То, что укорененность решения в его истинной исторической почве оставлена Фуко в тени, смущает по меньшей мере по двум причинам:
1. Это смущает, поскольку в самом начале Фуко делает несколько загадочный намек на греческий логос, о котором он говорит, что тот, в отличие от классического разума, «не имел противоположности». Читаем: «Греки соотносились с тем, что они называли ΰβρις. Это отношение не исчерпывалось осуждением, что вполне доказывается существованием Фрасимаха и Калликла, хотя их рассуждения и переданы нам в облачении успокоительной диалектики Сократа. Но у греческого логоса не было противоположности».
[53]
[Итак, следует предположить, что греческий логос не имел противоположности, предположить, одним словом, что греки держались вплотную к первичному, изначальному и неделимому Логосу, в котором любое противоречие вообще, любая война или, как здесь, любая полемика могли дать о себе знать только впоследствии. В рамках этой гипотезы следовало бы признать, чего Фуко как раз и не делает, что в их целостности история и наследство «успокоительной диалектики Сократа» были уже отторгнуты и изгнаны за рамки этого вроде бы не имеющего противоположности греческого логоса. Ведь если диалектика Сократа действительно отличается успокоительным характером в том смысле, в каком это понимает Фуко, то как раз потому, что она уже исторгла, исключила, объективировала или — любопытно, но это одно и то же — вобрала в себя и совладала как с одним из своих моментов, «охватила» то, что является для разума другим, и что она сама уже прояснилась, застраховала себя в предкартезианской достоверности, в σωφροσύνη, в мудрости, здравом смысле и разумной осмотрительности.

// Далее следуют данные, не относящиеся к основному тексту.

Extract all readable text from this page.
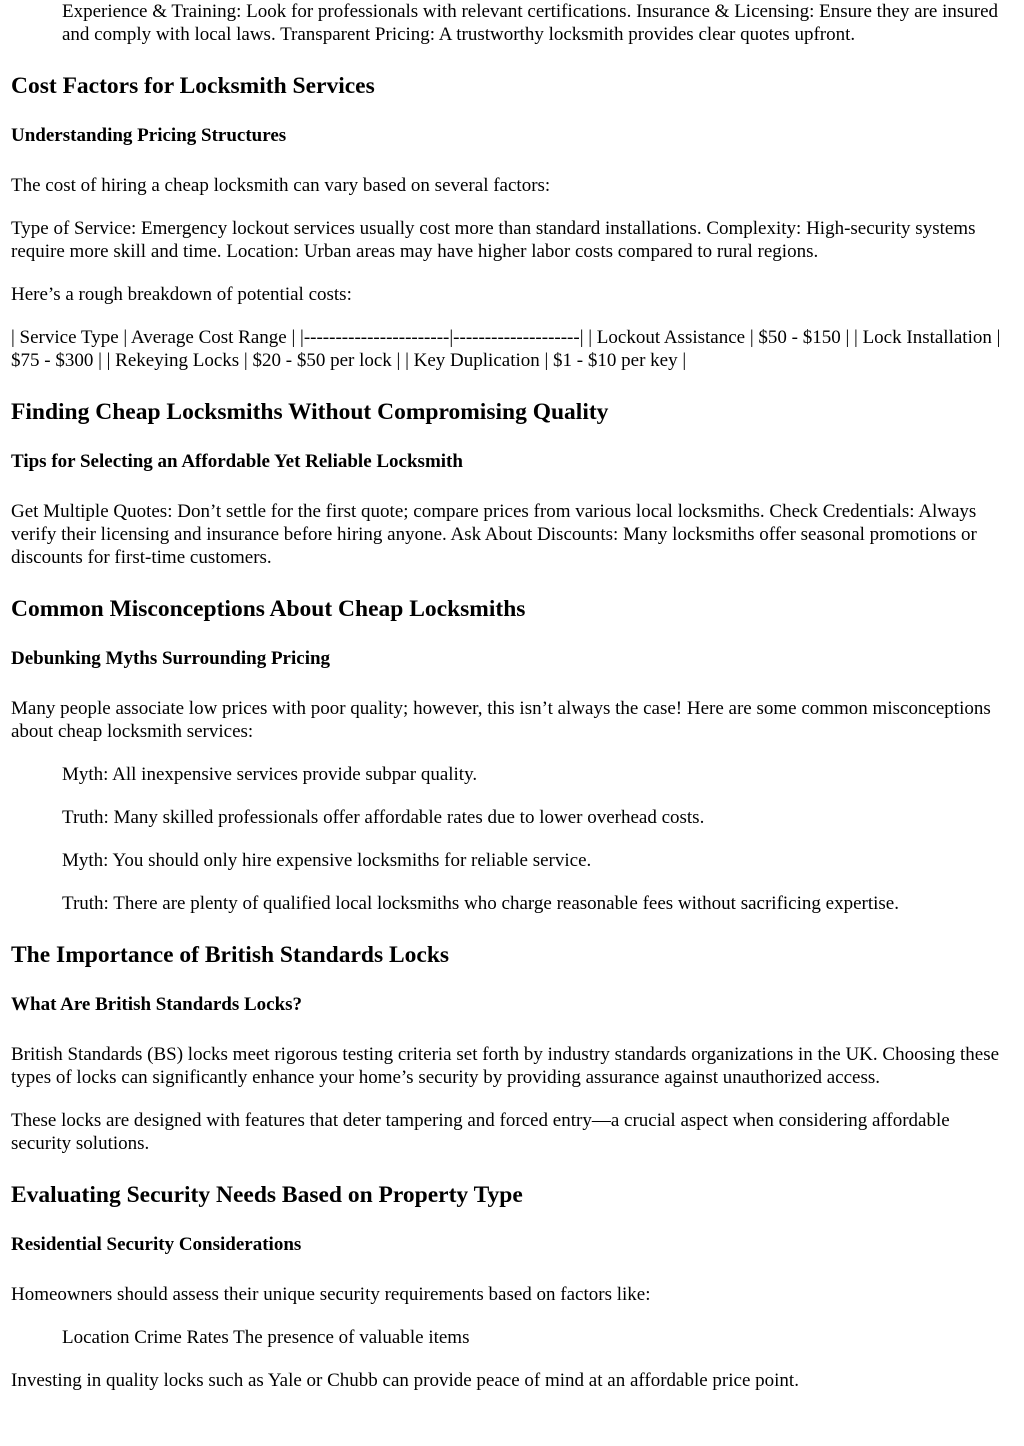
Experience & Training: Look for professionals with relevant certifications. Insurance & Licensing: Ensure they are insured and comply with local laws. Transparent Pricing: A trustworthy locksmith provides clear quotes upfront.

Cost Factors for Locksmith Services
Understanding Pricing Structures

The cost of hiring a cheap locksmith can vary based on several factors:

Type of Service: Emergency lockout services usually cost more than standard installations. Complexity: High-security systems require more skill and time. Location: Urban areas may have higher labor costs compared to rural regions.

Here’s a rough breakdown of potential costs:

| Service Type | Average Cost Range | |-----------------------|--------------------| | Lockout Assistance | $50 - $150 | | Lock Installation | $75 - $300 | | Rekeying Locks | $20 - $50 per lock | | Key Duplication | $1 - $10 per key |

Finding Cheap Locksmiths Without Compromising Quality
Tips for Selecting an Affordable Yet Reliable Locksmith

Get Multiple Quotes: Don’t settle for the first quote; compare prices from various local locksmiths. Check Credentials: Always verify their licensing and insurance before hiring anyone. Ask About Discounts: Many locksmiths offer seasonal promotions or discounts for first-time customers.

Common Misconceptions About Cheap Locksmiths
Debunking Myths Surrounding Pricing

Many people associate low prices with poor quality; however, this isn’t always the case! Here are some common misconceptions about cheap locksmith services:

Myth: All inexpensive services provide subpar quality.

Truth: Many skilled professionals offer affordable rates due to lower overhead costs.

Myth: You should only hire expensive locksmiths for reliable service.

Truth: There are plenty of qualified local locksmiths who charge reasonable fees without sacrificing expertise.

The Importance of British Standards Locks
What Are British Standards Locks?

British Standards (BS) locks meet rigorous testing criteria set forth by industry standards organizations in the UK. Choosing these types of locks can significantly enhance your home’s security by providing assurance against unauthorized access.

These locks are designed with features that deter tampering and forced entry—a crucial aspect when considering affordable security solutions.

Evaluating Security Needs Based on Property Type
Residential Security Considerations

Homeowners should assess their unique security requirements based on factors like:

Location Crime Rates The presence of valuable items

Investing in quality locks such as Yale or Chubb can provide peace of mind at an affordable price point.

Следовательно: а) либо сократический момент и все, что за ним последовало, непосредственно причастны к тому греческому логосу, у которого вроде бы нет противоположности, и тем самым диалектика Сократа ничуть не успокаивает (чуть дальше у нас будет, наверное, возможность показать, что она успокаивает никак не больше картезианского Cogito). В этом случае, в рамках этой гипотезы, зачарованность досократиками, к которой нас подтолкнули Ницше, Хайдеггер и кое-кто еще, заключает, по-видимому, в себе какую-то долю мистификации, чьи историко-философские мотивы не мешало бы вскрыть.
b) либо сократический момент и победа диалектики над калликловым гибрисом уже знаменуют собой депортацию и изгнание логоса из самого себя и его ранение решением, различием; тогда структура исключения, которую Фуко хочет описать в своей книге, едва ли родилась вместе с классическим разумом. Получается, что в философии она из века в век потребляется, упрочивается и крепнет. Что она присуща всей истории философии и разума. Классическая эпоха в этом отношении не обладает ни особым положением, ни исключительностью. И все знаки, собранные Фуко под общим заглавием «Stultifera navis», плавают на поверхности давней междоусобицы. Свободная циркуляция безумцев — к тому же не очень, не так уж и свободная — есть не что иное, как социально-экономический эпифеномен на поверхности разума, наперекор себе разделившегося на заре своего греческого происхождения. Во всяком случае для меня ясно, что, какую бы гипотезу ни принять в отношении, по всей видимости, лишь ложной проблемы и ложной альтернативы, Фуко не может спасти разом и
[54]
утверждение относительно успокоительной диалектики Сократа, и свое положение о своеобразии классической эпохи, разум каковой успокаивается, исключая своего другого, то есть конституируя свою противоположность в виде объекта, дабы от нее защититься и отделаться. Дабы ее заточить.
В желании написать историю решения, раздела, различия, есть риск превратить разделение в событие или структуру, вдруг накладывающуюся на единство изначального присутствия, и таким образом подтвердить в ее основополагающем действии метафизику.
По правде говоря, для того чтобы одна из этих гипотез была верна и между ними имелся выбор, надо вообще предположить, что разум может иметь противоположность, себе другое, что он в состоянии его конституировать или обнаружить и что оппозиция разума и другого симметрична. Вот в чем суть дела. Позвольте мне держаться от этого в стороне.